The Houthis initially decided to attack Israeli ships to demand that they stop their murderous campaign of genocide against the Palestinian people. Their decision paralleled that of the US who moved an aircraft carrier to the Middle East and supplied Israel with bunker-buster bombs. If the US thought it could act in support of its allies, the Houthis reasoned that they had a right to intervene on the side of theirs.
The response of the US and the UK to these attacks, however, reflected a colonial mindset that pervades the elite in these countries. They assume the role of the world’s policemen, carrying out military attacks wherever they decide. By launching missile attacks on the Houthis, they show that their aim is to aid Israel’s war effort. In doing so, they risked escalating the conflict to the wider region.

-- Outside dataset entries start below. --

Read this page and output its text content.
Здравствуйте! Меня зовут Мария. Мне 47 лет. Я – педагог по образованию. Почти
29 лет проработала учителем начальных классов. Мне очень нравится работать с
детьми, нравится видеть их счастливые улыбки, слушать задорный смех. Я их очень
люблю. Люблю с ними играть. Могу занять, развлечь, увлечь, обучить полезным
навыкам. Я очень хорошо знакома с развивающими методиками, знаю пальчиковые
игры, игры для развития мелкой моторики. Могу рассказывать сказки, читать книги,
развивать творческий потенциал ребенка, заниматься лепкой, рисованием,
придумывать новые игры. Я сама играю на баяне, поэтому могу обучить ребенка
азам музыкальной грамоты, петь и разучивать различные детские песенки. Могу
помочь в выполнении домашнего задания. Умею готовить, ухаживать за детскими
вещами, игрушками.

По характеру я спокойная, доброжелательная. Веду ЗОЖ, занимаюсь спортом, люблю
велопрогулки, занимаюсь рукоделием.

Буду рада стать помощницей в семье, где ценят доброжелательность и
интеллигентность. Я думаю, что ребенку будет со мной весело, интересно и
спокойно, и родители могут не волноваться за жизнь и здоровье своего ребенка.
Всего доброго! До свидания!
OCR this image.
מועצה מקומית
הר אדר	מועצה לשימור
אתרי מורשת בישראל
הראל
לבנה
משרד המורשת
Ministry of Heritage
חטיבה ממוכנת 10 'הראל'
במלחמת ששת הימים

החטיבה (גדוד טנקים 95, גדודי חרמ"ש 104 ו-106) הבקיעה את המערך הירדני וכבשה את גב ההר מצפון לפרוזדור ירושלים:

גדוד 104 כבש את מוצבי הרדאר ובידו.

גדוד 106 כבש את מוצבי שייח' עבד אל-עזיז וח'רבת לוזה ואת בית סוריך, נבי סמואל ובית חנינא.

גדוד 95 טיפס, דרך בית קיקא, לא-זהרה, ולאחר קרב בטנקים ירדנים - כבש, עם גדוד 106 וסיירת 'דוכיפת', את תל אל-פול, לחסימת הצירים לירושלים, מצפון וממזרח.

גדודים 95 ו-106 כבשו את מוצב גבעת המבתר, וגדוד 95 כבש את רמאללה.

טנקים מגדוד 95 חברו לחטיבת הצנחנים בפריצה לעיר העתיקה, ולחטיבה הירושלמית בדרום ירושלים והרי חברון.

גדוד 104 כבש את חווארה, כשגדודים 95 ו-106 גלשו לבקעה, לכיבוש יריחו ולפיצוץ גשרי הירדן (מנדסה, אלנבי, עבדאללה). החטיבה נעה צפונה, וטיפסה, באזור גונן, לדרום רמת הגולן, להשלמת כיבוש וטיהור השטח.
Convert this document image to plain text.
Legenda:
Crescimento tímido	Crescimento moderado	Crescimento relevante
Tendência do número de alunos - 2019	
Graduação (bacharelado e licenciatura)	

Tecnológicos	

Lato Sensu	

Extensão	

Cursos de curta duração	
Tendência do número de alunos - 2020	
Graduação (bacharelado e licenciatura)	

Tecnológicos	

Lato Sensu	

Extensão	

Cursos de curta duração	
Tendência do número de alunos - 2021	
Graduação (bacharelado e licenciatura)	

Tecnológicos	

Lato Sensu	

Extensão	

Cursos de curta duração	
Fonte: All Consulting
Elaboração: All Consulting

When we hear, therefore, that the Houthis are to blame for rising prices, we are only getting half the story. The decisions of the US and UK to escalate the war – rather than confront their ally Israel and demand that it stop its murderous campaign – is the primary reason.
In recent days, the conflict has, predictably, escalated further. The Houthis have now declared that US and UK ships are targets and the US has now designated the Houthis as terrorists. The Western powers think that their military muscle will intimidate the Houthis into stopping their attacks.
We doubt it. From 2014 to 2022, the US and UK supplied arms to Saudi Arabia to launch a war on the Houthis. Over 150,000 people were killed and 227,000 died as a result of famine. Knowing these facts, we can only appreciate the depth of anger that will fuel Houthi’s response to the bullyboy tactics of the US and UK.
People Before Profit therefore demands that the Irish government calls publicly on the US and UK to stop their attacks on the Houthis. The days of the colonial overlord are coming to an end. Ireland, because of our own history, must be to the fore in challenging their arrogance.